Então ela encontra uma velhinha, que parece muito boazinha, que vai ajudá-la…
mas essa velhinha na verdade é uma cafetina de um grande bordel, e ela vai ser
seviciada lá! Então ela consegue fugir, e está numa floresta, sozinha, quase
desfalecida, e vê no alto de uma montanha um mosteiro, e ela chega lá e diz “eu
vou me refugiar aqui pro resto da minha vida!”. Ela bate… e abre a porta um
monge, que diz pra ela: “Entre, minha filha. Não há casa na França onde se
formem moças como aqui”. E ela entra nesse mosteiro, que era uma capelinha
pequenininha, e ele tem sete andares subterrâneos, onde os monges se entregam
às piores lascívias [risos]!
E assim vai
indo. Até que no final dos dois livros, que são imensos, elas se encontram. E,
depois de Justine ter passado pelas piores coisas que existem na terra, a irmã
a convida para uma orgia. Justine quer fugir, abre uma janela e o corpo dela é
atravessado por um raio! Ela morre dessa forma cósmica. E Juliette ainda se
vale, com os libertinos, do corpo da irmã para uma orgia particular. Mas isso é
uma sinopse, né.
Justine é esse mito,
que está aí até no Cinquenta
tons de cinza, e que Sade desmonta.
Mas isso não é político?
É. Mas quando eu digo
que Sade não é imediatamente político, é que ele não tem um projeto mais
imediato. Por exemplo, o grupo [de
teatro] Os Satyros – que são
meus amigos, com quem aprendo muito –, eles costumam fazer uma leitura muito
política de Sade. Os 120 dias
de Sodoma, que é um livro que vai retratar todas as fantasias sexuais,
terminava na peça como se se passasse em Brasília. A corrupção que está em Sade
não é a mesma de Brasília! Não tem nada a ver. Nesse sentido me grila essa
leitura política.
É que eu pensei na política como o desmonte de um status
quo. Que acho que é a nossa visão na Geni: a política não só
como a coisa institucional, mas uma atitude de não conformidade.
Concordo. Essa
liberdade inconcebível de Sade atinge o sentido mais profundo da política.

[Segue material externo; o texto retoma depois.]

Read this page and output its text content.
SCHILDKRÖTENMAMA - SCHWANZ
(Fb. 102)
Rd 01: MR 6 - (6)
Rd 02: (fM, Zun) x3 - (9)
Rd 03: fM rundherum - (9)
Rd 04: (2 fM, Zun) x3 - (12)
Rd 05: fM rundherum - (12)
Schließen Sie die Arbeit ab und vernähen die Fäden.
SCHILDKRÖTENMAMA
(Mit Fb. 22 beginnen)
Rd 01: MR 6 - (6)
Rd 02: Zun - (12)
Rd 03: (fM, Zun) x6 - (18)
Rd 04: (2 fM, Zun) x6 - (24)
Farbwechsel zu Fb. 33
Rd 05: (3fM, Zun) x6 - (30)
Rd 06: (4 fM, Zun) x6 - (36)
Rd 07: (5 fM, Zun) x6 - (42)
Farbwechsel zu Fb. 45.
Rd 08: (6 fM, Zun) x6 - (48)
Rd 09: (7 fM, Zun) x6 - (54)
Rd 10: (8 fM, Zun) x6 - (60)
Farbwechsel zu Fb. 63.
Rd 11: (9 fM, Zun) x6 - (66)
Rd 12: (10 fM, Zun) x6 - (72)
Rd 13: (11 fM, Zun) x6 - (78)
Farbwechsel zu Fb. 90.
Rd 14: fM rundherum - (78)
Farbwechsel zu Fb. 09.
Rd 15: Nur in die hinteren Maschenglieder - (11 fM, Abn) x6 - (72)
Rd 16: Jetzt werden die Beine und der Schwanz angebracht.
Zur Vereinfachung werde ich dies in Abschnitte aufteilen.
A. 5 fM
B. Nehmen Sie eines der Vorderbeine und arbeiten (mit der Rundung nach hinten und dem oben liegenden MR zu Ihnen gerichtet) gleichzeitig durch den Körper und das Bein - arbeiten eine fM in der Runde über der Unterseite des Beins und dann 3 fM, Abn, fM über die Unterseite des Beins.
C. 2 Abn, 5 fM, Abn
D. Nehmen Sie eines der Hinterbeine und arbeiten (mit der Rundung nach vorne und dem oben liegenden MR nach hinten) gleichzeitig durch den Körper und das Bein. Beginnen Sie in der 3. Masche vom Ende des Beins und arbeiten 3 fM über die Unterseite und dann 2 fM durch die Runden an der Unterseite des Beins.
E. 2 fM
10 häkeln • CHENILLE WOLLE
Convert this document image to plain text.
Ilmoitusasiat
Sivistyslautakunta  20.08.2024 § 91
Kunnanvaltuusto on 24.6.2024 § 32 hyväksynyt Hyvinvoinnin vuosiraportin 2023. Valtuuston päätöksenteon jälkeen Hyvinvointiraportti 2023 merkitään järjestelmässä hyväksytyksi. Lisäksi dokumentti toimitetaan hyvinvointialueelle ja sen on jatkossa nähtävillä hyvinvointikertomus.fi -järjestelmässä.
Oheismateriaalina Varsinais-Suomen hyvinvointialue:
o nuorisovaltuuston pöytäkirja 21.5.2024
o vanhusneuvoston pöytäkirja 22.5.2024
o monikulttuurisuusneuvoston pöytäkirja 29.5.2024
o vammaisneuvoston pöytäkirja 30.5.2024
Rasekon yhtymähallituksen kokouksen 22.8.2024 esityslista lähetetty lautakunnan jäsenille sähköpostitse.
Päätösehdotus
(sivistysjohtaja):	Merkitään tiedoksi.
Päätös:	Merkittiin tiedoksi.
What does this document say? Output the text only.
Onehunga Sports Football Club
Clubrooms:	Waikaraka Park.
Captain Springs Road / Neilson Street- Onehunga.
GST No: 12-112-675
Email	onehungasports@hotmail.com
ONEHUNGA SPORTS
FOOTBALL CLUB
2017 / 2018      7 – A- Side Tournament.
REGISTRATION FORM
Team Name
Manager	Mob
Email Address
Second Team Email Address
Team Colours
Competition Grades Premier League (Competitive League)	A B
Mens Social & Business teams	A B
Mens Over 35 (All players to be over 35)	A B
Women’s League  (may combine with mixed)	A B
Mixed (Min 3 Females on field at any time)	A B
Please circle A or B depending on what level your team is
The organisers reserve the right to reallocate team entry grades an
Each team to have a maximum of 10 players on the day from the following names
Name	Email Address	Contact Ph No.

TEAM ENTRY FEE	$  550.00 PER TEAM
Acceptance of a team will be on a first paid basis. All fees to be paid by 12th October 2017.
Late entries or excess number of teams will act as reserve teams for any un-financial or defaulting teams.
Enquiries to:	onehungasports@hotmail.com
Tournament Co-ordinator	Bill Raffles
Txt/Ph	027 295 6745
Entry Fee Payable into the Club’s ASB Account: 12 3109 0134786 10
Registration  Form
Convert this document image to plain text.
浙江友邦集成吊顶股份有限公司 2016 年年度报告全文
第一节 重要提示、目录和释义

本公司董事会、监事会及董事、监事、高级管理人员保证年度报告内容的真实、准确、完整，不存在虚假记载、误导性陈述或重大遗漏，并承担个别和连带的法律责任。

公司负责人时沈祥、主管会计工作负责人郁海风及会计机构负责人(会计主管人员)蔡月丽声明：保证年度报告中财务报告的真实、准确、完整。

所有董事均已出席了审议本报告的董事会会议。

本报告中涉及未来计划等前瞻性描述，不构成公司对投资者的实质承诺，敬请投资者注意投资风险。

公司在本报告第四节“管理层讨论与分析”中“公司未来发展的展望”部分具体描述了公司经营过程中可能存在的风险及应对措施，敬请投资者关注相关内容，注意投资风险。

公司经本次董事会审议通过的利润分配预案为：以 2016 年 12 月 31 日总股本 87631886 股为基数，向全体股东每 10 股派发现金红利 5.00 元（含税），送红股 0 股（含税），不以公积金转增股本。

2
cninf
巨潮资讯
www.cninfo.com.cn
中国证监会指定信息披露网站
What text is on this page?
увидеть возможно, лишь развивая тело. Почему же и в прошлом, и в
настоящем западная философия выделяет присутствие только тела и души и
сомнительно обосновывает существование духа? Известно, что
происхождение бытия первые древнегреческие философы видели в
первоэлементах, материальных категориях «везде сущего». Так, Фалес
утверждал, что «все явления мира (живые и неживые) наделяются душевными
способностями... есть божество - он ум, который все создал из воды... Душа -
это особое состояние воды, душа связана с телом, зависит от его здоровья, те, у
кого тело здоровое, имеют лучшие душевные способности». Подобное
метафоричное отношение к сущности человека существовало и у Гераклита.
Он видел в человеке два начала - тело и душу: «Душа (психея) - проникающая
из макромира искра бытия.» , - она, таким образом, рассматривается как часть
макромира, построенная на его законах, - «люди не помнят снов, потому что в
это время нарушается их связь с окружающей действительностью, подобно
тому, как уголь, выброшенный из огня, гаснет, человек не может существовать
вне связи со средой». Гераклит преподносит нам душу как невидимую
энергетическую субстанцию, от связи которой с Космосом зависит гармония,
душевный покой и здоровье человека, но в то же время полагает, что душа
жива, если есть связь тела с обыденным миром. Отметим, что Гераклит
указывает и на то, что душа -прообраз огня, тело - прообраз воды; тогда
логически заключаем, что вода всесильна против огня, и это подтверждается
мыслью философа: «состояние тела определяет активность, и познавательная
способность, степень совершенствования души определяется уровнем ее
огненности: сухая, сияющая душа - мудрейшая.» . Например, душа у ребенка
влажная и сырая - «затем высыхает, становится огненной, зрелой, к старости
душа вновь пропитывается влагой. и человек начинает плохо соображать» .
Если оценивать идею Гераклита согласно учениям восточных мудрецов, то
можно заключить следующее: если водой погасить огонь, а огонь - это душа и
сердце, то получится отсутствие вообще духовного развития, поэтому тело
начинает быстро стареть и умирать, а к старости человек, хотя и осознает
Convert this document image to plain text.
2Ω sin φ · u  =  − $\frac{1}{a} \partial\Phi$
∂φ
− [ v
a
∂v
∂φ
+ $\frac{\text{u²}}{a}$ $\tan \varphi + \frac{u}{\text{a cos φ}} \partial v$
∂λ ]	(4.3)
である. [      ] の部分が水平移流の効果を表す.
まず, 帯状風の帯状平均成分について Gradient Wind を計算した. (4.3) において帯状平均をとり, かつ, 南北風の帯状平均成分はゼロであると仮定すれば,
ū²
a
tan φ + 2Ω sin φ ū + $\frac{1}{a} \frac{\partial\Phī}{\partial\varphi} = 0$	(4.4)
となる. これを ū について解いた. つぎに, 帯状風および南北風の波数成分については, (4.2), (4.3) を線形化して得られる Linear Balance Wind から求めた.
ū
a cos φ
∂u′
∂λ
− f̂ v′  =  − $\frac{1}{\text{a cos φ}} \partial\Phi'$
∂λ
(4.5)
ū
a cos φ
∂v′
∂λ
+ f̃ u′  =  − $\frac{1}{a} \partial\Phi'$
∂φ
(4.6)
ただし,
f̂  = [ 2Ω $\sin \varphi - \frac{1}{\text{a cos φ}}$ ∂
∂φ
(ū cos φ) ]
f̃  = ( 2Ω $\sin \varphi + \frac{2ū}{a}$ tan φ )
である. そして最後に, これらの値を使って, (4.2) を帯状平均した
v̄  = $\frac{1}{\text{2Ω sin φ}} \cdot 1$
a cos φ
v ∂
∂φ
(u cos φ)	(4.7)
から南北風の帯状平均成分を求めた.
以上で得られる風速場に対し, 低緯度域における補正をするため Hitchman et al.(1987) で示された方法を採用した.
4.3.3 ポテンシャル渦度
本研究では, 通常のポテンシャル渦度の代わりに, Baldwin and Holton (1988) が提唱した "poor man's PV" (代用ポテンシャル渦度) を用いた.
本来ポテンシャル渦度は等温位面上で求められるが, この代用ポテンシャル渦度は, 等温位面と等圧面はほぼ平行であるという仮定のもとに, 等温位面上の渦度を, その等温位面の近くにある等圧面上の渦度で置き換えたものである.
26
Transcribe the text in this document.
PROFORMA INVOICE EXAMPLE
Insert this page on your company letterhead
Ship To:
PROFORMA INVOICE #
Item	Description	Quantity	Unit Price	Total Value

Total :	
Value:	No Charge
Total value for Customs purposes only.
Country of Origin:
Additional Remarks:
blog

E o filme do Pasolini, Salò ou os 120 dias de
Sodoma, o que você acha dele?
Eu tenho uma atitude
ambivalente em relação ao filme. Pegar essa estrutura que está em Sade, essa
fantasia, e transportá-la para a República de Salò [Estado fascista criado por
Mussolini no norte da Itália] é
um reducionismo. A violência que está no fascismo não é a que está em Sade. A
violência de Sade é poética, ele quer rivalizar com as forças da natureza. O
libertino de Sade está olhando o vulcão Etna, que está em pleno trabalho, e
diz: “Eu queria ser esse vulcão”. Por isso eu digo: ele está falando daquilo
que o homem não é. Então pegar essa violência poética e transferi-la para o
fascismo, eu acho uma leitura equivocada, a princípio.
No entanto, esse filme
é tão bem-feito que não para aí. Ele vai entrando nesse imaginário, e, quando
você chega no fim do filme, ele está em outro lugar. E aí o Pasolini se conecta
com Sade. É o lugar do impossível, do insuportável, daquilo que perde a medida.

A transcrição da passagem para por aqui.